Around noon, she looked out the window next to her easel. Across the street, there was a vestigial patch of the neighborhood as it used to be—a short row with a wholesale butcher, a fishmonger, a greengrocer. On the sidewalk directly below Alice’s windows, there was a cart that sold sno-cones with breathtakingly lurid syrups. Chartreuse and ultraviolet and blood orange. The scents, which in a weird way matched the colors, drifted sweetly up through the gray, slightly industrial air.
She broke for lunch at the taqueria downstairs. Coming back in, she could feel Maude’s absence as a small breeze whipping through the place. She sat down by
the phone, but didn’t know who to call. None of her friends wanted to hear about Maude anymore—her comings and goings, her waffling about her sexuality. They had said what they could say, put an arm around Alice’s shoulders, bought her a drink, took a few weepy calls graciously, and now they were done. Alice was on her own with this now. Then she thought, Jean. Jean might have a few drops of sympathy left in her. Alice biked up Halsted to her studio. Jean was at a soundboard pushing small levers up and down. She had headphones on and didn’t see Alice until she looked up.
“What’re you working on?” Alice said.
“Oh. Finishing up the Sylvie album.”
A year ago, Jean’s uncle dropped dead at a Cubs game, cheering then dead. Suddenly she was in possession of a small windfall. She moved back to the city, bought herself some state-of-the-art recording equipment and a real studio—a two-story brick building on Halsted with a storefront at street level, an apartment above. Free of financial constraints, she was now able to make a significant contribution to music preservation. She had already signed a few neglected artists she considered truly important, even though almost no one knew their work. She intended to change that.
One was Sylvie Artaud, an elderly chanteuse réaliste Jean discovered in a tourist trap in Montmartre, playing piano, backed by a Mr. Drum, singing “C’est si bon” and “Hi-Lili, Hi-Lo” for Americans killing time waiting for showtime at the Moulin Rouge.
“I think Sylvie’s problem—in terms of commercial success—is that she’s too good at what she does.

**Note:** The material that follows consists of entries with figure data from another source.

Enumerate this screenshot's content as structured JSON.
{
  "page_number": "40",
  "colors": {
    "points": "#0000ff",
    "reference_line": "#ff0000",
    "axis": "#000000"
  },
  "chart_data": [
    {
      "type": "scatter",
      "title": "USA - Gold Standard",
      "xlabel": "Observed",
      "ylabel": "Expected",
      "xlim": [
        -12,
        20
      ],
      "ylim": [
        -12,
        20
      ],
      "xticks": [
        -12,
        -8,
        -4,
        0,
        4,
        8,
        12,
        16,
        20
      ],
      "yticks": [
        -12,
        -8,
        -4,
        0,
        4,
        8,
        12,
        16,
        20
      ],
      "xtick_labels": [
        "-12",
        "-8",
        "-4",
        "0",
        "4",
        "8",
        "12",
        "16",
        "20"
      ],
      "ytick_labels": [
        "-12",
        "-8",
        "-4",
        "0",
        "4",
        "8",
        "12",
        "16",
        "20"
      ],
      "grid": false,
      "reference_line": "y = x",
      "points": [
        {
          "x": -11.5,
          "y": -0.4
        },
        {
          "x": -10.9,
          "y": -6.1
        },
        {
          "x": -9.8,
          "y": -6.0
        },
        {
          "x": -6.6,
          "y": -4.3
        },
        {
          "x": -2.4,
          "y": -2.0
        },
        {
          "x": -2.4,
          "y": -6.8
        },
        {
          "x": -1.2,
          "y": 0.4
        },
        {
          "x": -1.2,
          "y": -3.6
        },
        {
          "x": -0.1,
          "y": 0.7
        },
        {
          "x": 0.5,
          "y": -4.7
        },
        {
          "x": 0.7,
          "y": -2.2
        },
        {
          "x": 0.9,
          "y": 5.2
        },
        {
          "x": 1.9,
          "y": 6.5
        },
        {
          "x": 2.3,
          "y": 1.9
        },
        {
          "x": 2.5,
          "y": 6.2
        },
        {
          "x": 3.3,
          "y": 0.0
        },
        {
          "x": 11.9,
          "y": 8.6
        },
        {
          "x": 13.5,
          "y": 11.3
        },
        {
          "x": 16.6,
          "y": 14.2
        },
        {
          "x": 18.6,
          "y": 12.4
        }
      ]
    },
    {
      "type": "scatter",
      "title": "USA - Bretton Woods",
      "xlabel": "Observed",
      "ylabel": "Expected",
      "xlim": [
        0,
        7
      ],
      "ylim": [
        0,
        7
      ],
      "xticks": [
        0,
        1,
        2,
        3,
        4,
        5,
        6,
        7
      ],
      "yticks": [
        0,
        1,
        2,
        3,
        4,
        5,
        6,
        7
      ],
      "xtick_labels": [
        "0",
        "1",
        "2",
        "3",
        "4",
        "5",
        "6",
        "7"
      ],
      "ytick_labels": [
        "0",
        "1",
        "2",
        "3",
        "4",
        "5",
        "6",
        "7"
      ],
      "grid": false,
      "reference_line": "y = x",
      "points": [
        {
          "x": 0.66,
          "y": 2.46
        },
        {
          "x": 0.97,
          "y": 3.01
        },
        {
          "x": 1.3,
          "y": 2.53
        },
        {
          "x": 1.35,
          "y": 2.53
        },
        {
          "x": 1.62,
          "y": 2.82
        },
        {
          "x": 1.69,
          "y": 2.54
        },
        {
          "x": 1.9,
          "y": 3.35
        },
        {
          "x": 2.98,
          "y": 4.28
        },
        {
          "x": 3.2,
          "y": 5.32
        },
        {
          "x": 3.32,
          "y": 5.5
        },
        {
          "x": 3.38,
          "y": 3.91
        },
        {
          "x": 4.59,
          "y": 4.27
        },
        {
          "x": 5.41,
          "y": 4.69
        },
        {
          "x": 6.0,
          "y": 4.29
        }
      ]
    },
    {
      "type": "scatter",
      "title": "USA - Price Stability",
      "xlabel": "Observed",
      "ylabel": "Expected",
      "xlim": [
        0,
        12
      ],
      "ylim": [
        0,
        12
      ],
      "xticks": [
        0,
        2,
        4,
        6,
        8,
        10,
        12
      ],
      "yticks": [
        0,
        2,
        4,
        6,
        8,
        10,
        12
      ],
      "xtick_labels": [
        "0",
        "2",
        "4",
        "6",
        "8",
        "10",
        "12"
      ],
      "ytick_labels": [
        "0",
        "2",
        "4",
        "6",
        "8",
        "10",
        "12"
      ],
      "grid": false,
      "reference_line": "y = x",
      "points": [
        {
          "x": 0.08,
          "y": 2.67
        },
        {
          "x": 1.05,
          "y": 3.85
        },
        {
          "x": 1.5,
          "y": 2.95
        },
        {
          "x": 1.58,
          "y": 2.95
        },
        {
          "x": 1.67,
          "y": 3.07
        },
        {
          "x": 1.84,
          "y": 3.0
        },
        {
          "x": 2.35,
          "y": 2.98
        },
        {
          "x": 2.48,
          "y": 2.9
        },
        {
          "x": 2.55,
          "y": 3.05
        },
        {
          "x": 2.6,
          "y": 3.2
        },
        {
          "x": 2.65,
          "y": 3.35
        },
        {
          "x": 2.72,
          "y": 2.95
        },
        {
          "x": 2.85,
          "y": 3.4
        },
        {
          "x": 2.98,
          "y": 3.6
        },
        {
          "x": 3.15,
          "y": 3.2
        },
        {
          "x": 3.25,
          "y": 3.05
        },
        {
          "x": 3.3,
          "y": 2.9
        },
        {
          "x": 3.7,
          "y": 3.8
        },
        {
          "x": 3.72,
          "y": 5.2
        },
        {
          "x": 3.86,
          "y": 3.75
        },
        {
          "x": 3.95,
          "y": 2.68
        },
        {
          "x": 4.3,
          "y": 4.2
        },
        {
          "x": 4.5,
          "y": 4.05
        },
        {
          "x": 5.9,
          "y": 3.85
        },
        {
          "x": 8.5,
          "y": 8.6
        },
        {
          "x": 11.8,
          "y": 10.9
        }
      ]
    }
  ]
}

Her songs, you know, about the crippled streetwalker. Or that one about the woman whose lover is killed as he’s bringing her flowers and doesn’t see the falling safe from behind his bouquet. Who could bear to listen to that? I think her records are bought by the same handful of fans. Women with a few divorces behind them. Older gay guys. People who live in some far reach of romantic nihilism. For them, Sylvie’s songs are kind of a liturgy. Which is great. All that intense devotion. Still, I’d like to see her reach a wider audience.”